Comments 1: The introduction of novel methods to the clinical diagnostics is highly important, therefore the manuscript: "An Oxford Nanopore Technology-Based Hepatitis B Virus Sequencing Protocol Suitable for Genomic Surveillance Within Clinical Diagnostic Settings" brings interesting data on implementation of Nanopore sequencing into routine testing. The introduction gives sufficient insight into the subject and the methods are thoroughly described. The sample size is substantial, however, there are a few things with the presentation of the results that caught my attention. I realize that the authors are establishing the protocol for a new test, but it would still be interesting to know a bit more background on the study participants; for example, are they in the clinical care for some time now, treated or are they newly diagnosed? Have any of the participants been previously sequenced (genotyping ore resistance testing using Sanger method) or has the genotype been determined using reverse hybridization?  If any previous data on the participants exist, I believe it would be useful to compare them to the data yield in this research and check for any discrepancies. The comparison shown in Figure 6. does not make to much sense to me if the samples were randomly collected from the patients coming for a routine checkup. If all the patients have been newly diagnosed it would give some insight into the genotypes circulating in the population, but I still find that just showing the percentages of all the genotypes and recombinants in this study group is enough and advise the authors to remove the figure in question. The last part of the discussion, which I assume stands for conclusion should focus more on the HBV. Other than that I find the article acceptable for publication.

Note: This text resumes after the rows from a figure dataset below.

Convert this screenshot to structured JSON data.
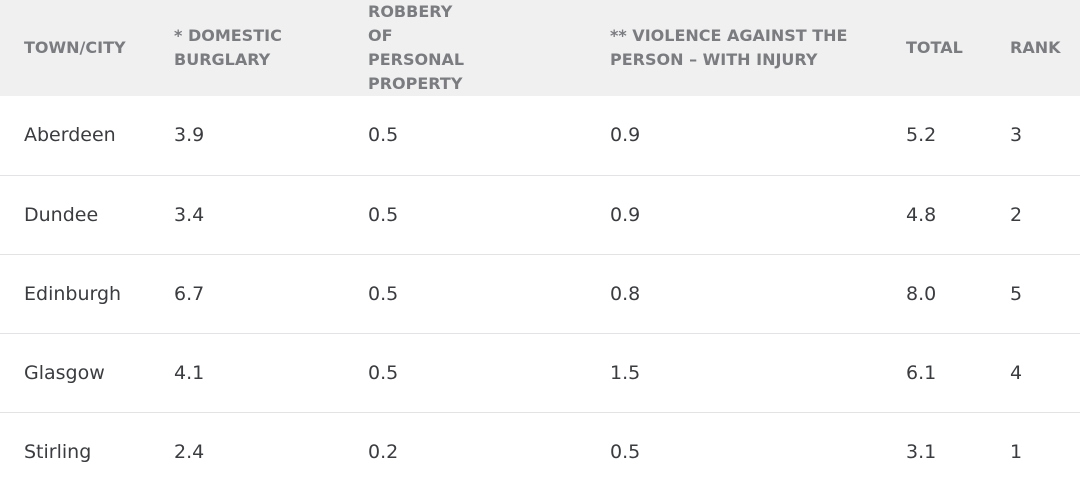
{
  "table": {
    "headers": [
      "TOWN/CITY",
      "* DOMESTIC BURGLARY",
      "ROBBERY OF PERSONAL PROPERTY",
      "** VIOLENCE AGAINST THE PERSON – WITH INJURY",
      "TOTAL",
      "RANK"
    ],
    "rows": [
      [
        "Aberdeen",
        "3.9",
        "0.5",
        "0.9",
        "5.2",
        "3"
      ],
      [
        "Dundee",
        "3.4",
        "0.5",
        "0.9",
        "4.8",
        "2"
      ],
      [
        "Edinburgh",
        "6.7",
        "0.5",
        "0.8",
        "8.0",
        "5"
      ],
      [
        "Glasgow",
        "4.1",
        "0.5",
        "1.5",
        "6.1",
        "4"
      ],
      [
        "Stirling",
        "2.4",
        "0.2",
        "0.5",
        "3.1",
        "1"
      ]
    ]
  }
}
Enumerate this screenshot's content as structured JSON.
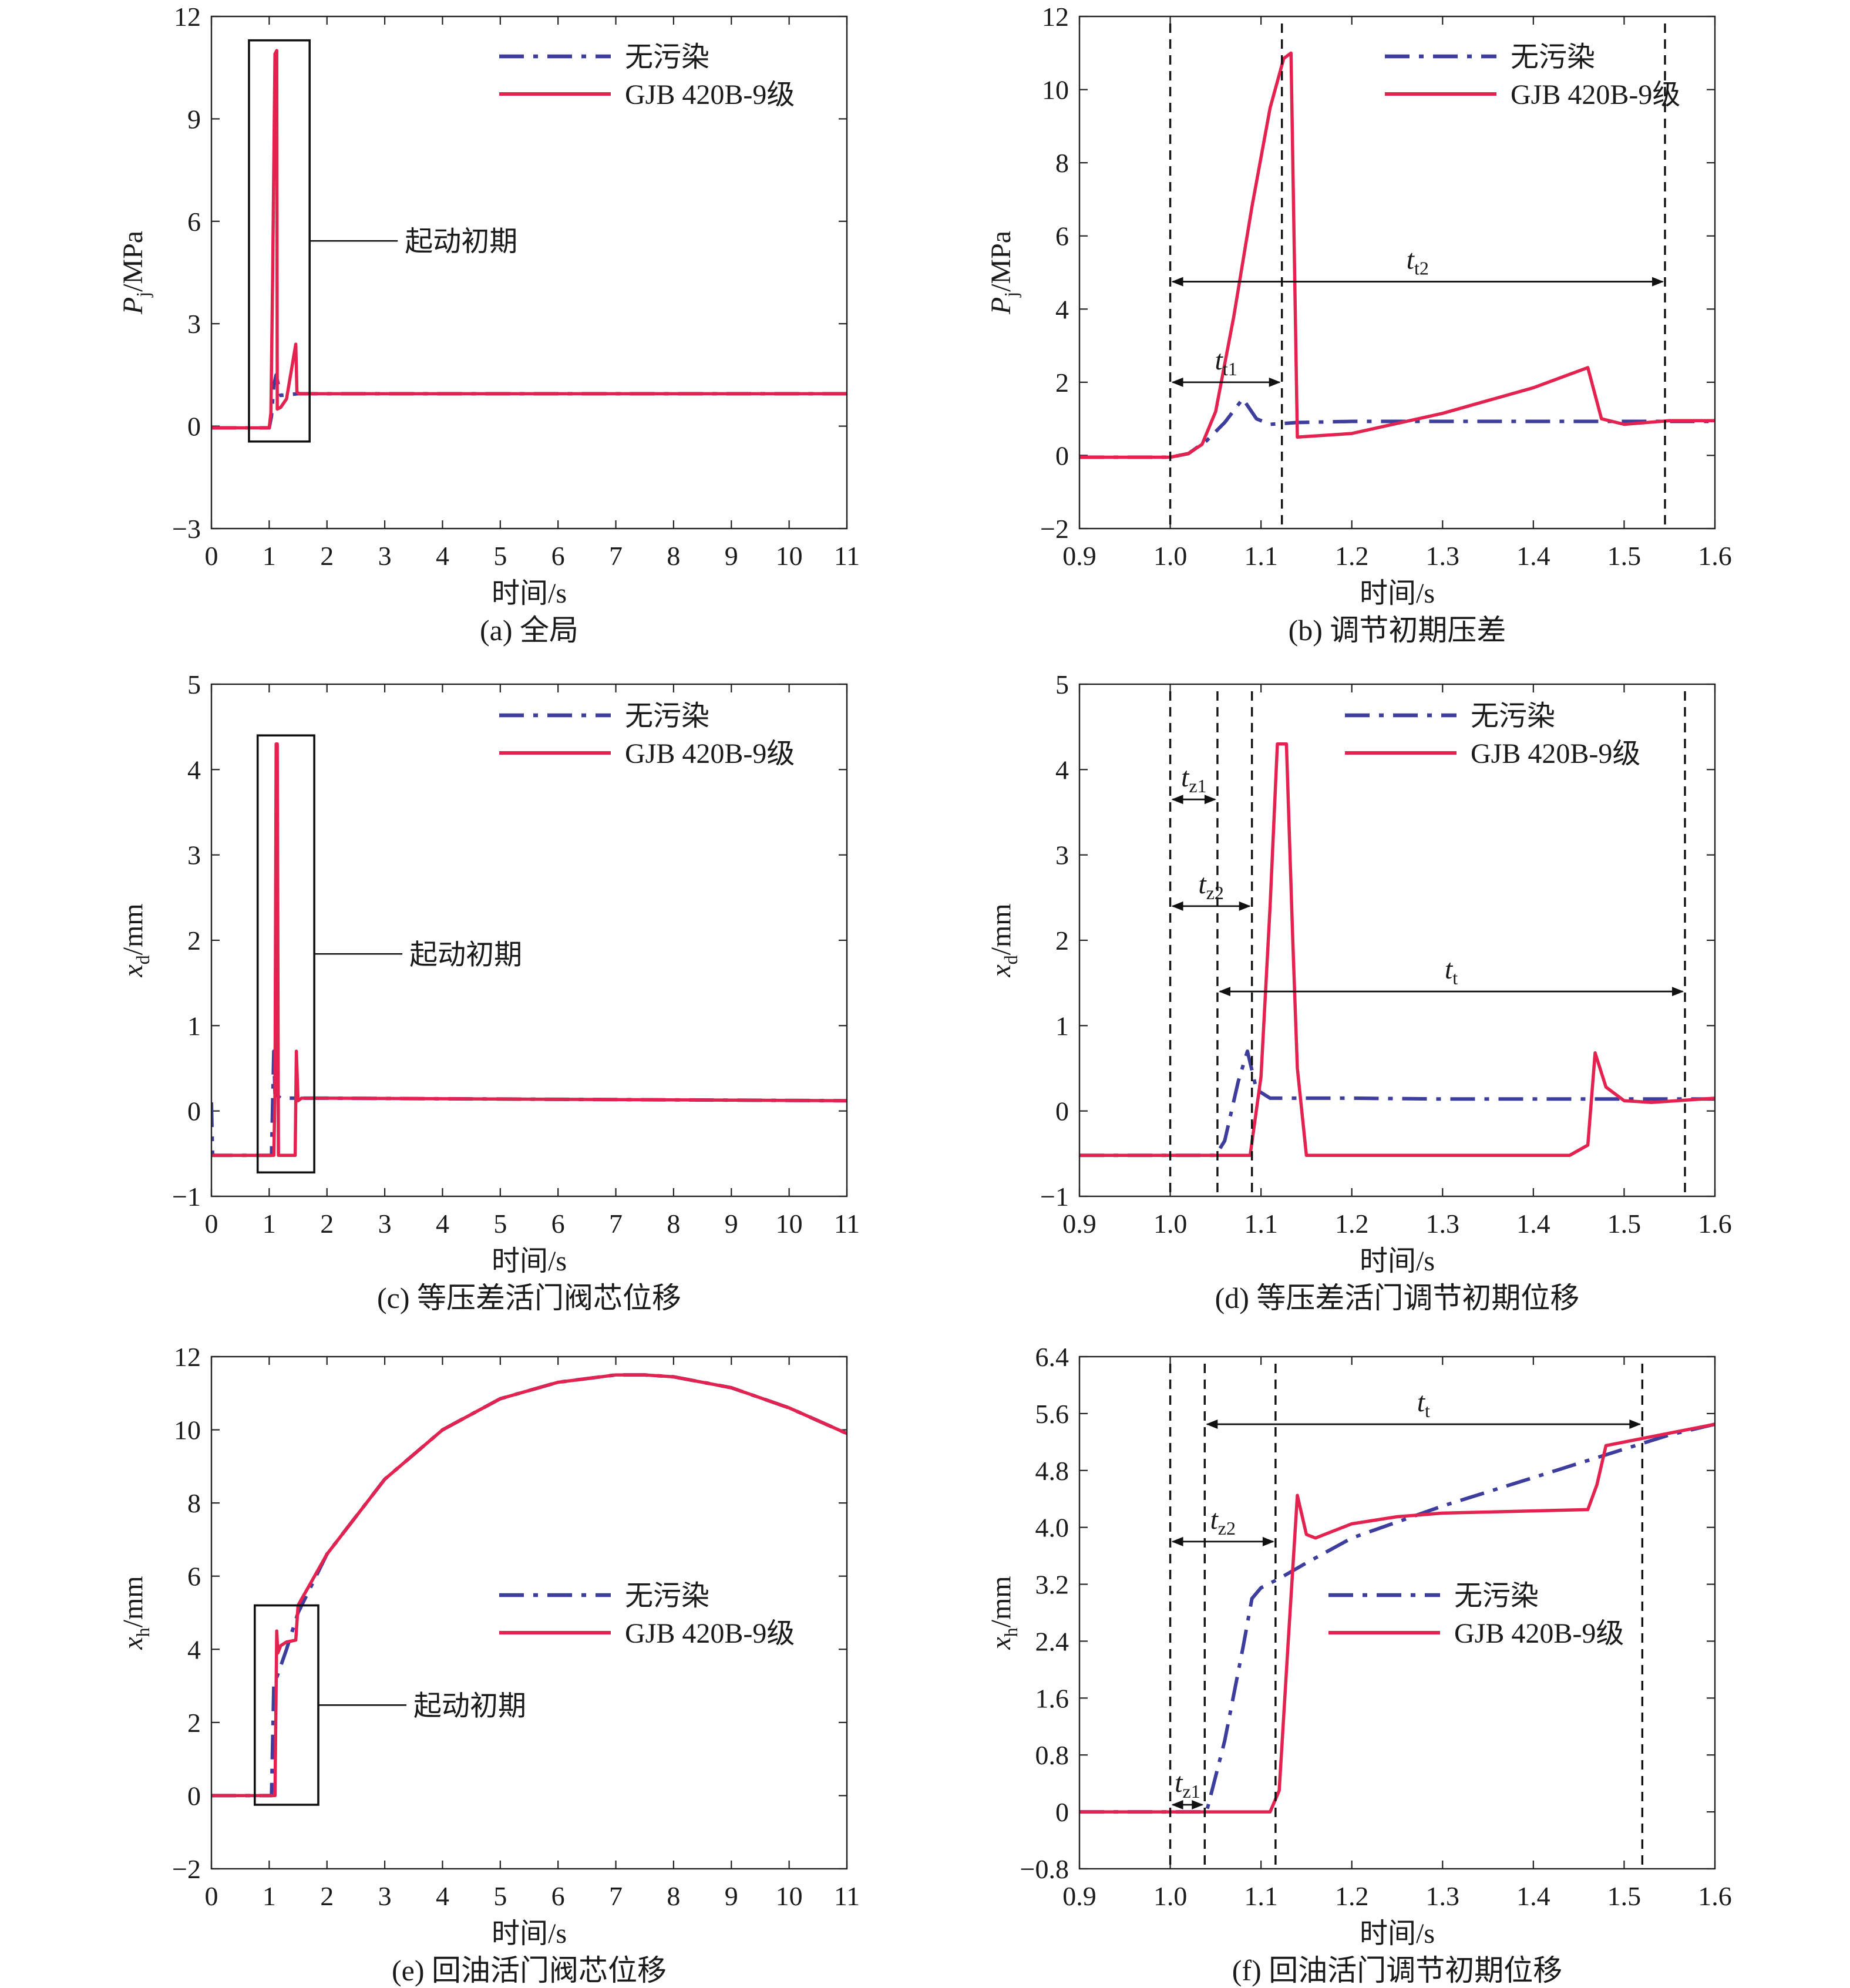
{
  "chart_data": [
    {
      "id": "a",
      "type": "line",
      "caption": "(a) 全局",
      "xlabel": "时间/s",
      "ylabel": "P_j/MPa",
      "xlim": [
        0,
        11
      ],
      "ylim": [
        -3,
        12
      ],
      "xticks": [
        0,
        1,
        2,
        3,
        4,
        5,
        6,
        7,
        8,
        9,
        10,
        11
      ],
      "xtick_labels": [
        "0",
        "1",
        "2",
        "3",
        "4",
        "5",
        "6",
        "7",
        "8",
        "9",
        "10",
        "11"
      ],
      "yticks": [
        -3,
        0,
        3,
        6,
        9,
        12
      ],
      "ytick_labels": [
        "−3",
        "0",
        "3",
        "6",
        "9",
        "12"
      ],
      "legend": {
        "position": "top-right"
      },
      "series": [
        {
          "name": "无污染",
          "style": "dashdot",
          "color": "#3d3d9e",
          "x": [
            0,
            1.0,
            1.04,
            1.08,
            1.12,
            1.2,
            1.5,
            11
          ],
          "y": [
            -0.05,
            -0.05,
            0.3,
            1.2,
            1.5,
            0.9,
            0.95,
            0.95
          ]
        },
        {
          "name": "GJB 420B-9级",
          "style": "solid",
          "color": "#e3224f",
          "x": [
            0,
            1.0,
            1.03,
            1.06,
            1.1,
            1.13,
            1.14,
            1.2,
            1.3,
            1.46,
            1.48,
            1.52,
            11
          ],
          "y": [
            -0.05,
            -0.05,
            0.4,
            4.5,
            10.9,
            11.0,
            0.5,
            0.55,
            0.8,
            2.4,
            1.0,
            0.95,
            0.95
          ]
        }
      ],
      "annotations": [
        {
          "kind": "box",
          "label": "起动初期",
          "x": [
            0.65,
            1.7
          ],
          "y": [
            -0.45,
            11.3
          ]
        }
      ]
    },
    {
      "id": "b",
      "type": "line",
      "caption": "(b) 调节初期压差",
      "xlabel": "时间/s",
      "ylabel": "P_j/MPa",
      "xlim": [
        0.9,
        1.6
      ],
      "ylim": [
        -2,
        12
      ],
      "xticks": [
        0.9,
        1.0,
        1.1,
        1.2,
        1.3,
        1.4,
        1.5,
        1.6
      ],
      "xtick_labels": [
        "0.9",
        "1.0",
        "1.1",
        "1.2",
        "1.3",
        "1.4",
        "1.5",
        "1.6"
      ],
      "yticks": [
        -2,
        0,
        2,
        4,
        6,
        8,
        10,
        12
      ],
      "ytick_labels": [
        "−2",
        "0",
        "2",
        "4",
        "6",
        "8",
        "10",
        "12"
      ],
      "legend": {
        "position": "top-right"
      },
      "series": [
        {
          "name": "无污染",
          "style": "dashdot",
          "color": "#3d3d9e",
          "x": [
            0.9,
            1.0,
            1.02,
            1.04,
            1.06,
            1.08,
            1.095,
            1.11,
            1.14,
            1.2,
            1.3,
            1.4,
            1.5,
            1.6
          ],
          "y": [
            -0.05,
            -0.05,
            0.05,
            0.4,
            0.9,
            1.55,
            1.0,
            0.85,
            0.9,
            0.93,
            0.93,
            0.93,
            0.93,
            0.93
          ]
        },
        {
          "name": "GJB 420B-9级",
          "style": "solid",
          "color": "#e3224f",
          "x": [
            0.9,
            1.0,
            1.02,
            1.035,
            1.05,
            1.07,
            1.09,
            1.11,
            1.125,
            1.133,
            1.14,
            1.2,
            1.3,
            1.4,
            1.46,
            1.475,
            1.5,
            1.55,
            1.6
          ],
          "y": [
            -0.05,
            -0.05,
            0.05,
            0.3,
            1.2,
            3.8,
            6.8,
            9.5,
            10.85,
            11.0,
            0.5,
            0.6,
            1.15,
            1.85,
            2.4,
            1.0,
            0.85,
            0.95,
            0.95
          ]
        }
      ],
      "annotations": [
        {
          "kind": "vline",
          "x": 1.0
        },
        {
          "kind": "vline",
          "x": 1.123
        },
        {
          "kind": "vline",
          "x": 1.545
        },
        {
          "kind": "span",
          "label": "t",
          "subscript": "t1",
          "x": [
            1.0,
            1.123
          ],
          "y": 2.0
        },
        {
          "kind": "span",
          "label": "t",
          "subscript": "t2",
          "x": [
            1.0,
            1.545
          ],
          "y": 4.75
        }
      ]
    },
    {
      "id": "c",
      "type": "line",
      "caption": "(c) 等压差活门阀芯位移",
      "xlabel": "时间/s",
      "ylabel": "x_d/mm",
      "xlim": [
        0,
        11
      ],
      "ylim": [
        -1,
        5
      ],
      "xticks": [
        0,
        1,
        2,
        3,
        4,
        5,
        6,
        7,
        8,
        9,
        10,
        11
      ],
      "xtick_labels": [
        "0",
        "1",
        "2",
        "3",
        "4",
        "5",
        "6",
        "7",
        "8",
        "9",
        "10",
        "11"
      ],
      "yticks": [
        -1,
        0,
        1,
        2,
        3,
        4,
        5
      ],
      "ytick_labels": [
        "−1",
        "0",
        "1",
        "2",
        "3",
        "4",
        "5"
      ],
      "legend": {
        "position": "top-right"
      },
      "series": [
        {
          "name": "无污染",
          "style": "dashdot",
          "color": "#3d3d9e",
          "x": [
            0,
            0.02,
            0.05,
            1.04,
            1.08,
            1.1,
            1.2,
            2,
            11
          ],
          "y": [
            0.1,
            -0.52,
            -0.52,
            -0.52,
            0.7,
            0.2,
            0.15,
            0.15,
            0.12
          ]
        },
        {
          "name": "GJB 420B-9级",
          "style": "solid",
          "color": "#e3224f",
          "x": [
            0,
            1.08,
            1.1,
            1.12,
            1.14,
            1.16,
            1.18,
            1.45,
            1.47,
            1.5,
            1.56,
            2,
            11
          ],
          "y": [
            -0.52,
            -0.52,
            0.2,
            4.3,
            4.3,
            -0.52,
            -0.52,
            -0.52,
            0.7,
            0.12,
            0.15,
            0.15,
            0.12
          ]
        }
      ],
      "annotations": [
        {
          "kind": "box",
          "label": "起动初期",
          "x": [
            0.8,
            1.78
          ],
          "y": [
            -0.72,
            4.4
          ]
        }
      ]
    },
    {
      "id": "d",
      "type": "line",
      "caption": "(d) 等压差活门调节初期位移",
      "xlabel": "时间/s",
      "ylabel": "x_d/mm",
      "xlim": [
        0.9,
        1.6
      ],
      "ylim": [
        -1,
        5
      ],
      "xticks": [
        0.9,
        1.0,
        1.1,
        1.2,
        1.3,
        1.4,
        1.5,
        1.6
      ],
      "xtick_labels": [
        "0.9",
        "1.0",
        "1.1",
        "1.2",
        "1.3",
        "1.4",
        "1.5",
        "1.6"
      ],
      "yticks": [
        -1,
        0,
        1,
        2,
        3,
        4,
        5
      ],
      "ytick_labels": [
        "−1",
        "0",
        "1",
        "2",
        "3",
        "4",
        "5"
      ],
      "legend": {
        "position": "top-right"
      },
      "series": [
        {
          "name": "无污染",
          "style": "dashdot",
          "color": "#3d3d9e",
          "x": [
            0.9,
            1.0,
            1.05,
            1.06,
            1.075,
            1.085,
            1.095,
            1.11,
            1.2,
            1.3,
            1.4,
            1.5,
            1.6
          ],
          "y": [
            -0.52,
            -0.52,
            -0.52,
            -0.35,
            0.35,
            0.7,
            0.25,
            0.15,
            0.15,
            0.14,
            0.14,
            0.14,
            0.14
          ]
        },
        {
          "name": "GJB 420B-9级",
          "style": "solid",
          "color": "#e3224f",
          "x": [
            0.9,
            1.0,
            1.088,
            1.1,
            1.11,
            1.118,
            1.128,
            1.135,
            1.14,
            1.15,
            1.3,
            1.44,
            1.46,
            1.468,
            1.48,
            1.5,
            1.53,
            1.6
          ],
          "y": [
            -0.52,
            -0.52,
            -0.52,
            0.4,
            2.4,
            4.3,
            4.3,
            2.0,
            0.5,
            -0.52,
            -0.52,
            -0.52,
            -0.4,
            0.68,
            0.28,
            0.12,
            0.1,
            0.15
          ]
        }
      ],
      "annotations": [
        {
          "kind": "vline",
          "x": 1.0
        },
        {
          "kind": "vline",
          "x": 1.052
        },
        {
          "kind": "vline",
          "x": 1.09
        },
        {
          "kind": "vline",
          "x": 1.567
        },
        {
          "kind": "span",
          "label": "t",
          "subscript": "z1",
          "x": [
            1.0,
            1.052
          ],
          "y": 3.65
        },
        {
          "kind": "span",
          "label": "t",
          "subscript": "z2",
          "x": [
            1.0,
            1.09
          ],
          "y": 2.4
        },
        {
          "kind": "span",
          "label": "t",
          "subscript": "t",
          "x": [
            1.052,
            1.567
          ],
          "y": 1.4
        }
      ]
    },
    {
      "id": "e",
      "type": "line",
      "caption": "(e) 回油活门阀芯位移",
      "xlabel": "时间/s",
      "ylabel": "x_h/mm",
      "xlim": [
        0,
        11
      ],
      "ylim": [
        -2,
        12
      ],
      "xticks": [
        0,
        1,
        2,
        3,
        4,
        5,
        6,
        7,
        8,
        9,
        10,
        11
      ],
      "xtick_labels": [
        "0",
        "1",
        "2",
        "3",
        "4",
        "5",
        "6",
        "7",
        "8",
        "9",
        "10",
        "11"
      ],
      "yticks": [
        -2,
        0,
        2,
        4,
        6,
        8,
        10,
        12
      ],
      "ytick_labels": [
        "−2",
        "0",
        "2",
        "4",
        "6",
        "8",
        "10",
        "12"
      ],
      "legend": {
        "position": "middle-right"
      },
      "series": [
        {
          "name": "无污染",
          "style": "dashdot",
          "color": "#3d3d9e",
          "x": [
            0,
            1.04,
            1.08,
            1.3,
            1.5,
            2,
            3,
            4,
            5,
            6,
            7,
            7.5,
            8,
            9,
            10,
            11
          ],
          "y": [
            0,
            0,
            3.0,
            4.0,
            5.0,
            6.6,
            8.65,
            10.0,
            10.85,
            11.3,
            11.5,
            11.5,
            11.45,
            11.15,
            10.6,
            9.9
          ]
        },
        {
          "name": "GJB 420B-9级",
          "style": "solid",
          "color": "#e3224f",
          "x": [
            0,
            1.1,
            1.13,
            1.15,
            1.2,
            1.3,
            1.46,
            1.5,
            2,
            3,
            4,
            5,
            6,
            7,
            7.5,
            8,
            9,
            10,
            11
          ],
          "y": [
            0,
            0,
            4.5,
            3.9,
            4.1,
            4.2,
            4.25,
            5.2,
            6.6,
            8.65,
            10.0,
            10.85,
            11.3,
            11.5,
            11.5,
            11.45,
            11.15,
            10.6,
            9.9
          ]
        }
      ],
      "annotations": [
        {
          "kind": "box",
          "label": "起动初期",
          "x": [
            0.75,
            1.85
          ],
          "y": [
            -0.25,
            5.2
          ]
        }
      ]
    },
    {
      "id": "f",
      "type": "line",
      "caption": "(f) 回油活门调节初期位移",
      "xlabel": "时间/s",
      "ylabel": "x_h/mm",
      "xlim": [
        0.9,
        1.6
      ],
      "ylim": [
        -0.8,
        6.4
      ],
      "xticks": [
        0.9,
        1.0,
        1.1,
        1.2,
        1.3,
        1.4,
        1.5,
        1.6
      ],
      "xtick_labels": [
        "0.9",
        "1.0",
        "1.1",
        "1.2",
        "1.3",
        "1.4",
        "1.5",
        "1.6"
      ],
      "yticks": [
        -0.8,
        0,
        0.8,
        1.6,
        2.4,
        3.2,
        4.0,
        4.8,
        5.6,
        6.4
      ],
      "ytick_labels": [
        "−0.8",
        "0",
        "0.8",
        "1.6",
        "2.4",
        "3.2",
        "4.0",
        "4.8",
        "5.6",
        "6.4"
      ],
      "legend": {
        "position": "middle-right"
      },
      "series": [
        {
          "name": "无污染",
          "style": "dashdot",
          "color": "#3d3d9e",
          "x": [
            0.9,
            1.0,
            1.04,
            1.06,
            1.08,
            1.09,
            1.1,
            1.12,
            1.15,
            1.2,
            1.3,
            1.4,
            1.5,
            1.55,
            1.6
          ],
          "y": [
            0,
            0,
            0,
            1.0,
            2.3,
            3.0,
            3.15,
            3.28,
            3.5,
            3.85,
            4.3,
            4.7,
            5.1,
            5.3,
            5.45
          ]
        },
        {
          "name": "GJB 420B-9级",
          "style": "solid",
          "color": "#e3224f",
          "x": [
            0.9,
            1.0,
            1.11,
            1.12,
            1.13,
            1.14,
            1.15,
            1.16,
            1.2,
            1.25,
            1.3,
            1.46,
            1.47,
            1.48,
            1.52,
            1.56,
            1.6
          ],
          "y": [
            0,
            0,
            0,
            0.3,
            2.4,
            4.45,
            3.9,
            3.85,
            4.05,
            4.15,
            4.2,
            4.25,
            4.6,
            5.15,
            5.25,
            5.35,
            5.45
          ]
        }
      ],
      "annotations": [
        {
          "kind": "vline",
          "x": 1.0
        },
        {
          "kind": "vline",
          "x": 1.038
        },
        {
          "kind": "vline",
          "x": 1.116
        },
        {
          "kind": "vline",
          "x": 1.52
        },
        {
          "kind": "span",
          "label": "t",
          "subscript": "t",
          "x": [
            1.038,
            1.52
          ],
          "y": 5.45
        },
        {
          "kind": "span",
          "label": "t",
          "subscript": "z2",
          "x": [
            1.0,
            1.116
          ],
          "y": 3.8
        },
        {
          "kind": "span",
          "label": "t",
          "subscript": "z1",
          "x": [
            1.0,
            1.038
          ],
          "y": 0.1
        }
      ]
    }
  ]
}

Responses 1: We thank you for your comment and have removed lines 242 - 252, including the removal of Figure 6. We have also changed Figure 7 in the text to Figure 6 (lines 259 and 265). We have also edited the conclusion from line 391 to focus more on HBV. Furthermore, the study participants are newly diagnosed and have not been previously sequenced. We have thus included "were newly diagnosed and" at line 402.